Num episódio controverso (e não comprovado), Orwell entregou ao serviço secreto britânico, em 1949,
uma lista de 130 simpatizantes do comunismo, entre eles J.B. Priestley e Charles Chaplin. O autor foi
procurado quando estava hospitalizado, tratando-se de uma tuberculose. Ele morreu no ano seguinte.

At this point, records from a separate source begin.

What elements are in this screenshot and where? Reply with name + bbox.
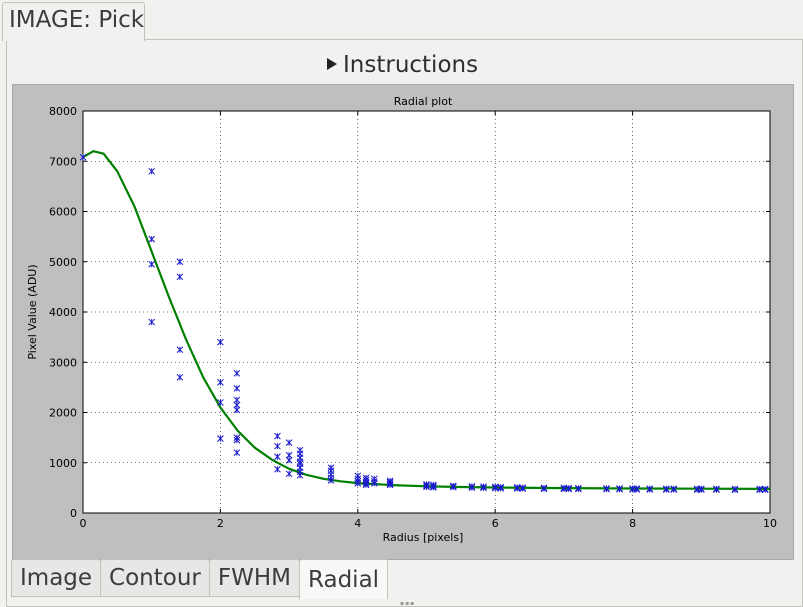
data-point: [217, 338, 224, 346]
chart-title: Radial plot: [394, 95, 453, 108]
y-tick-label: 4000: [49, 306, 77, 319]
data-point: [633, 486, 641, 493]
data-point: [233, 396, 241, 404]
y-tick-label: 2000: [49, 407, 77, 420]
image-pick-panel: Instructions Radial plot 0 2 4 6 8 10 0 1000 200…: [6, 39, 803, 607]
tab-image[interactable]: Image: [11, 559, 102, 597]
data-point: [491, 484, 499, 492]
data-point: [217, 435, 224, 442]
data-point: [670, 486, 678, 493]
tab-radial[interactable]: Radial: [299, 559, 389, 599]
data-point: [274, 442, 281, 450]
data-point: [362, 481, 370, 489]
data-point: [148, 235, 156, 243]
instructions-expander[interactable]: Instructions: [327, 50, 478, 80]
data-point: [274, 432, 281, 440]
data-point: [176, 258, 184, 266]
x-tick-label: 8: [629, 517, 636, 530]
data-point: [574, 485, 582, 493]
x-tick-label: 2: [217, 517, 224, 530]
data-point: [540, 485, 548, 493]
fit-line: [82, 150, 771, 490]
bottom-tab-bar: Image Contour FWHM Radial: [11, 559, 389, 599]
data-point: [233, 436, 241, 444]
data-point: [354, 479, 362, 487]
data-point: [731, 486, 739, 494]
instructions-label: Instructions: [343, 52, 479, 78]
data-point: [497, 485, 505, 492]
y-tick-label: 5000: [49, 256, 77, 269]
data-point: [176, 373, 184, 381]
data-point: [519, 485, 527, 492]
data-point: [662, 486, 670, 493]
x-tick-label: 6: [492, 517, 499, 530]
y-tick-label: 1000: [49, 457, 77, 470]
data-point: [616, 485, 623, 493]
data-point: [697, 486, 705, 494]
tab-contour-label: Contour: [109, 565, 201, 591]
data-point: [713, 486, 720, 494]
data-point: [274, 453, 281, 461]
data-point: [274, 465, 281, 473]
grid: [83, 111, 770, 513]
tab-fwhm[interactable]: FWHM: [208, 559, 301, 597]
data-point: [386, 481, 394, 489]
x-tick-label: 4: [354, 517, 361, 530]
data-point: [148, 260, 156, 268]
data-point: [449, 483, 457, 491]
data-point: [285, 470, 293, 478]
y-tick-label: 7000: [49, 155, 77, 168]
radial-plot-figure: Radial plot 0 2 4 6 8 10 0 1000 2000 3000 4000 5000…: [12, 84, 794, 560]
expand-triangle-icon: [327, 58, 337, 70]
data-point: [233, 401, 241, 409]
data-point: [285, 451, 293, 459]
y-axis-label: Pixel Value (ADU): [26, 264, 39, 359]
data-point: [176, 273, 184, 281]
data-point: [176, 346, 184, 354]
data-point: [148, 167, 156, 175]
resize-grip-icon[interactable]: ▪▪▪: [400, 600, 416, 607]
y-tick-label: 3000: [49, 356, 77, 369]
x-tick-label: 0: [80, 517, 87, 530]
data-point: [565, 485, 573, 493]
data-point: [148, 318, 156, 326]
tab-fwhm-label: FWHM: [217, 565, 292, 591]
axis-ticks: 0 2 4 6 8 10 0 1000 2000 3000 4000 5000 6000 7000 8000: [49, 105, 777, 530]
data-point: [285, 456, 293, 464]
tab-contour[interactable]: Contour: [100, 559, 210, 597]
data-point: [79, 153, 87, 161]
data-point: [761, 486, 769, 494]
data-point: [233, 385, 241, 392]
tab-image-pick[interactable]: IMAGE: Pick: [2, 2, 145, 41]
data-point: [430, 484, 437, 491]
tab-image-pick-label: IMAGE: Pick: [9, 7, 145, 33]
data-point: [233, 369, 241, 377]
data-point: [513, 485, 521, 492]
x-tick-label: 10: [763, 517, 777, 530]
data-point: [327, 476, 335, 484]
plot-area: [82, 110, 771, 514]
y-tick-label: 0: [70, 507, 77, 520]
data-point: [217, 378, 224, 386]
y-tick-label: 6000: [49, 206, 77, 219]
data-points-layer: [79, 153, 769, 494]
data-point: [423, 483, 430, 491]
x-axis-label: Radius [pixels]: [383, 531, 464, 544]
data-point: [296, 471, 304, 479]
data-point: [646, 486, 654, 493]
data-point: [233, 406, 241, 414]
data-point: [217, 399, 224, 406]
fit-line-layer: [82, 150, 771, 490]
data-point: [603, 485, 610, 493]
tab-radial-label: Radial: [308, 566, 380, 593]
data-point: [756, 486, 764, 494]
data-point: [285, 439, 293, 447]
data-point: [468, 484, 476, 491]
tab-image-label: Image: [20, 565, 93, 591]
data-point: [370, 479, 378, 487]
data-point: [233, 449, 241, 457]
radial-plot-chart: Radial plot 0 2 4 6 8 10 0 1000 2000 3000 4000 5000…: [26, 95, 777, 544]
y-tick-label: 8000: [49, 105, 77, 118]
data-point: [480, 484, 487, 492]
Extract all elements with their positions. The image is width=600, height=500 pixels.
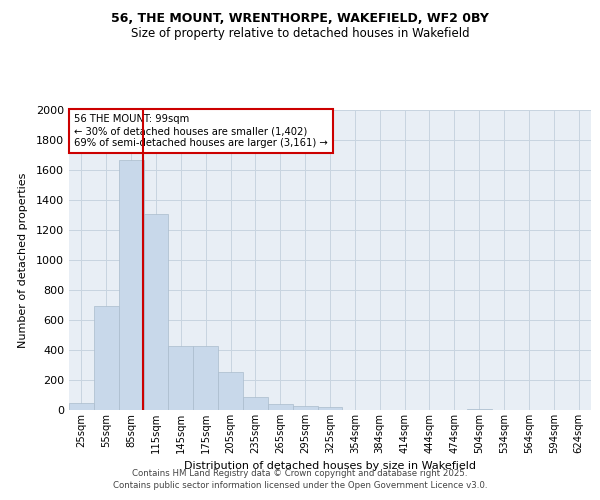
Text: Size of property relative to detached houses in Wakefield: Size of property relative to detached ho…	[131, 28, 469, 40]
Bar	[218, 372, 243, 410]
Bar	[193, 346, 218, 410]
Bar	[293, 406, 317, 410]
Bar	[268, 404, 293, 410]
Bar	[143, 214, 169, 410]
Bar	[69, 402, 94, 410]
Bar	[467, 409, 491, 410]
Y-axis label: Number of detached properties: Number of detached properties	[17, 172, 28, 348]
Bar	[94, 306, 119, 410]
Bar	[169, 346, 193, 410]
X-axis label: Distribution of detached houses by size in Wakefield: Distribution of detached houses by size …	[184, 462, 476, 471]
Text: 56, THE MOUNT, WRENTHORPE, WAKEFIELD, WF2 0BY: 56, THE MOUNT, WRENTHORPE, WAKEFIELD, WF…	[111, 12, 489, 26]
Text: Contains public sector information licensed under the Open Government Licence v3: Contains public sector information licen…	[113, 481, 487, 490]
Bar	[317, 408, 343, 410]
Bar	[119, 160, 143, 410]
Bar	[243, 397, 268, 410]
Text: 56 THE MOUNT: 99sqm
← 30% of detached houses are smaller (1,402)
69% of semi-det: 56 THE MOUNT: 99sqm ← 30% of detached ho…	[74, 114, 328, 148]
Text: Contains HM Land Registry data © Crown copyright and database right 2025.: Contains HM Land Registry data © Crown c…	[132, 468, 468, 477]
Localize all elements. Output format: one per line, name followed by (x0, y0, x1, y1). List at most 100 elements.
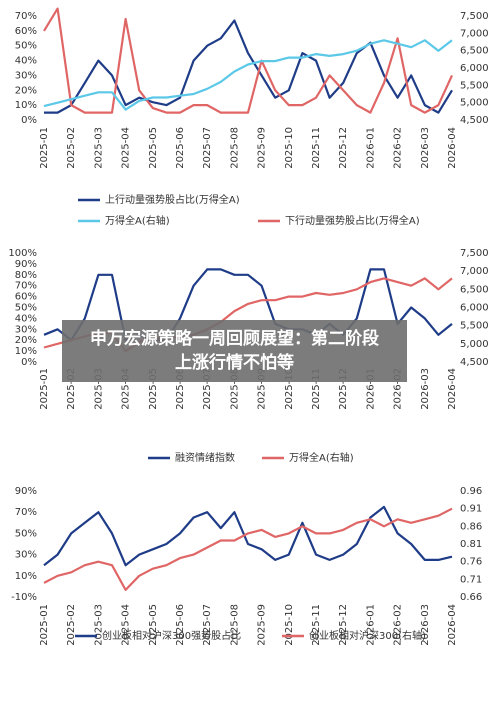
legend-label: 创业板相对沪深300(右轴) (309, 629, 426, 642)
x-tick-label: 2026-04 (447, 127, 458, 169)
x-tick-label: 2025-02 (66, 127, 77, 169)
y-tick-label: 50% (15, 528, 37, 539)
x-tick-label: 2026-01 (365, 368, 376, 410)
y2-tick-label: 6,500 (460, 46, 489, 57)
x-tick-label: 2025-01 (39, 127, 50, 169)
legend-label: 万得全A(右轴) (105, 214, 170, 227)
x-tick-label: 2025-10 (284, 604, 295, 646)
x-tick-label: 2025-01 (39, 604, 50, 646)
y-tick-label: 50% (15, 303, 37, 314)
series-line (43, 39, 453, 111)
x-tick-label: 2025-11 (311, 127, 322, 169)
y2-tick-label: 6,500 (460, 284, 489, 295)
x-tick-label: 2026-01 (365, 127, 376, 169)
legend-label: 创业板相对沪深300强势股占比 (102, 629, 241, 642)
y2-tick-label: 5,500 (460, 80, 489, 91)
y2-tick-label: 7,000 (460, 266, 489, 277)
y-tick-label: 10% (15, 346, 37, 357)
legend-label: 融资情绪指数 (175, 451, 235, 464)
x-tick-label: 2026-03 (420, 127, 431, 169)
x-tick-label: 2026-03 (420, 368, 431, 410)
x-tick-label: 2026-04 (447, 604, 458, 646)
x-tick-label: 2025-08 (229, 127, 240, 169)
x-tick-label: 2025-12 (338, 604, 349, 646)
y-tick-label: 30% (15, 70, 37, 81)
y2-tick-label: 0.96 (460, 486, 482, 497)
y-tick-label: 30% (15, 550, 37, 561)
y2-tick-label: 5,000 (460, 98, 489, 109)
series-line (43, 7, 454, 114)
y2-tick-label: 7,500 (460, 11, 489, 22)
x-tick-label: 2025-09 (257, 368, 268, 410)
y-tick-label: 10% (15, 100, 37, 111)
x-tick-label: 2026-03 (420, 604, 431, 646)
y-tick-label: 40% (15, 313, 37, 324)
y2-tick-label: 0.86 (460, 521, 482, 532)
x-tick-label: 2026-02 (393, 127, 404, 169)
series-line (43, 505, 453, 567)
x-tick-label: 2025-08 (229, 368, 240, 410)
y-tick-label: 60% (15, 26, 37, 37)
x-tick-label: 2025-11 (311, 368, 322, 410)
y-tick-label: 70% (15, 507, 37, 518)
y2-tick-label: 6,000 (460, 63, 489, 74)
x-tick-label: 2025-03 (93, 127, 104, 169)
y2-tick-label: 0.66 (460, 592, 482, 603)
y2-tick-label: 7,500 (460, 248, 489, 259)
x-tick-label: 2025-03 (93, 368, 104, 410)
x-tick-label: 2025-06 (175, 368, 186, 410)
x-tick-label: 2025-06 (175, 127, 186, 169)
legend-label: 下行动量强势股占比(万得全A) (285, 214, 420, 227)
banner-text: 申万宏源策略一周回顾展望：第二阶段上涨行情不怕等 (90, 329, 379, 373)
x-tick-label: 2025-04 (121, 604, 132, 646)
legend-label: 万得全A(右轴) (289, 451, 354, 464)
y-tick-label: 30% (15, 324, 37, 335)
x-tick-label: 2025-02 (66, 368, 77, 410)
x-tick-label: 2025-05 (148, 127, 159, 169)
x-tick-label: 2025-03 (93, 604, 104, 646)
x-tick-label: 2025-05 (148, 604, 159, 646)
x-tick-label: 2026-02 (393, 604, 404, 646)
x-tick-label: 2025-05 (148, 368, 159, 410)
y2-tick-label: 4,500 (460, 115, 489, 126)
series-line (43, 268, 453, 342)
y2-tick-label: 0.91 (460, 504, 482, 515)
y-tick-label: 80% (15, 270, 37, 281)
x-tick-label: 2025-12 (338, 127, 349, 169)
y-tick-label: -10% (11, 592, 37, 603)
y2-tick-label: 4,500 (460, 357, 489, 368)
y2-tick-label: 0.81 (460, 539, 482, 550)
banner: 申万宏源策略一周回顾展望：第二阶段上涨行情不怕等 (62, 320, 407, 382)
x-tick-label: 2025-12 (338, 368, 349, 410)
y2-tick-label: 5,000 (460, 339, 489, 350)
y2-tick-label: 0.76 (460, 557, 482, 568)
x-tick-label: 2025-09 (257, 127, 268, 169)
x-tick-label: 2025-01 (39, 368, 50, 410)
y-tick-label: 100% (8, 248, 37, 259)
x-tick-label: 2025-08 (229, 604, 240, 646)
y-tick-label: 60% (15, 292, 37, 303)
y-tick-label: 90% (15, 259, 37, 270)
y-tick-label: 0% (21, 357, 37, 368)
y-tick-label: 90% (15, 486, 37, 497)
series-line (43, 507, 453, 591)
y-tick-label: 40% (15, 56, 37, 67)
x-tick-label: 2025-10 (284, 127, 295, 169)
y-tick-label: 50% (15, 41, 37, 52)
y-tick-label: 20% (15, 85, 37, 96)
x-tick-label: 2025-04 (121, 127, 132, 169)
y2-tick-label: 0.71 (460, 574, 482, 585)
y-tick-label: 70% (15, 11, 37, 22)
y2-tick-label: 6,000 (460, 303, 489, 314)
y2-tick-label: 5,500 (460, 321, 489, 332)
x-tick-label: 2025-07 (202, 368, 213, 410)
x-tick-label: 2025-10 (284, 368, 295, 410)
y-tick-label: 0% (21, 115, 37, 126)
x-tick-label: 2025-04 (121, 368, 132, 410)
series-line (44, 19, 453, 114)
x-tick-label: 2025-02 (66, 604, 77, 646)
y-tick-label: 70% (15, 281, 37, 292)
y-tick-label: 10% (15, 571, 37, 582)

A obra do escritor é profética também sobre a questão da quebra de privacidade. O avanço tecnológico
permite um amplo monitoramento (dos satélites às microcâmeras). Em Nova York, a ONG New York
Civil Liberties Union protesta hoje contra a existência de 40,76 câmeras instaladas por quilômetro
quadrado em Manhattan. Uma coisa, porém, Orwell não pôde antever: o gosto atual pelo
exibicionismo/voyeurismo (o que vale tanto para a moçada do Big Brother quanto para certos usuários
do Youtube, Facebook e afins).

“As pessoas agora detestam acima de tudo o anonimato. Explorar o privado virou uma forma de
participação pública”, diz a especialista em comunicação Cosette Castro, da Universidade Pública de
Barcelona. “Na obra de Orwell, é o governo que observa tudo através de câmeras – ele fala de
autoritarismo e não de voyeurismo, como é nosso caso”, disse John de Mol, criador do Big Brother,
numa entrevista à revista VEJA. Mas Orwell faz questão de frisar que existe um nexo indissolúvel
entre voyeurismo e totalitarismo. No livro, é evidente o prazer de O’Brien em imiscuir-se na vida dos
outros. Em As Sombras do Amanhã, de 1945, o historiador Johann Huizinga demonstrou que uma das
chaves para o sucesso dos regimes autoritários é estimular a bisbilhotice alheia. Todo mundo gosta de
um pouco de fofoca e muitos ditadores já usaram isso a seu favor, para coletar informações sobre os
cidadãos.

“Temos curiosidade de saber como o outro dorme, come, toma banho. O Big Brother propicia uma
resposta a esse anseio”, diz Cosette. O fenômeno do reality show, que talvez tivesse escandalizado o
escritor, é mundial. No Brasil, faz sucesso há dez anos. “O reality show é um laboratório do qual a
audiência também faz parte”, afirma Cosette Castro, referindo-se ao poder dos telespectadores de
decidir o destino dos participantes dos programas. O Big Brother da ficção foi superado pelo Grande
Irmão da realidade.

Teletelas

“Viveremos uma era em que a liberdade de pensamento será de início um pecado mortal e mais tarde
uma abstração sem sentido”, disse Orwell. As teletelas do livro são ferramentas de controle. Estão em
todo canto. Transmitem mensagens e monitoram ao mesmo tempo.
Novafala

No mundo de 1984, a língua ganha novos termos, e palavras antigas, novas acepções. A semântica é
distorcida para criar um estado de torpor e confusão. Isso está expresso no lema do Partido único:
“Guerra é paz. Liberdade é escravidão. Ignorância é força”.

Grande Irmão

Ditador e líder do Partido. É dever da população amá-lo, embora nunca tenha sido visto em pessoa.
Foi inspirado em Josef Stalin e representa o perigo do totalitarismo, junto com a teletela. Nas ruas,
cartazes mostram seu rosto e dizem “O Grande Irmão está de olho em você”.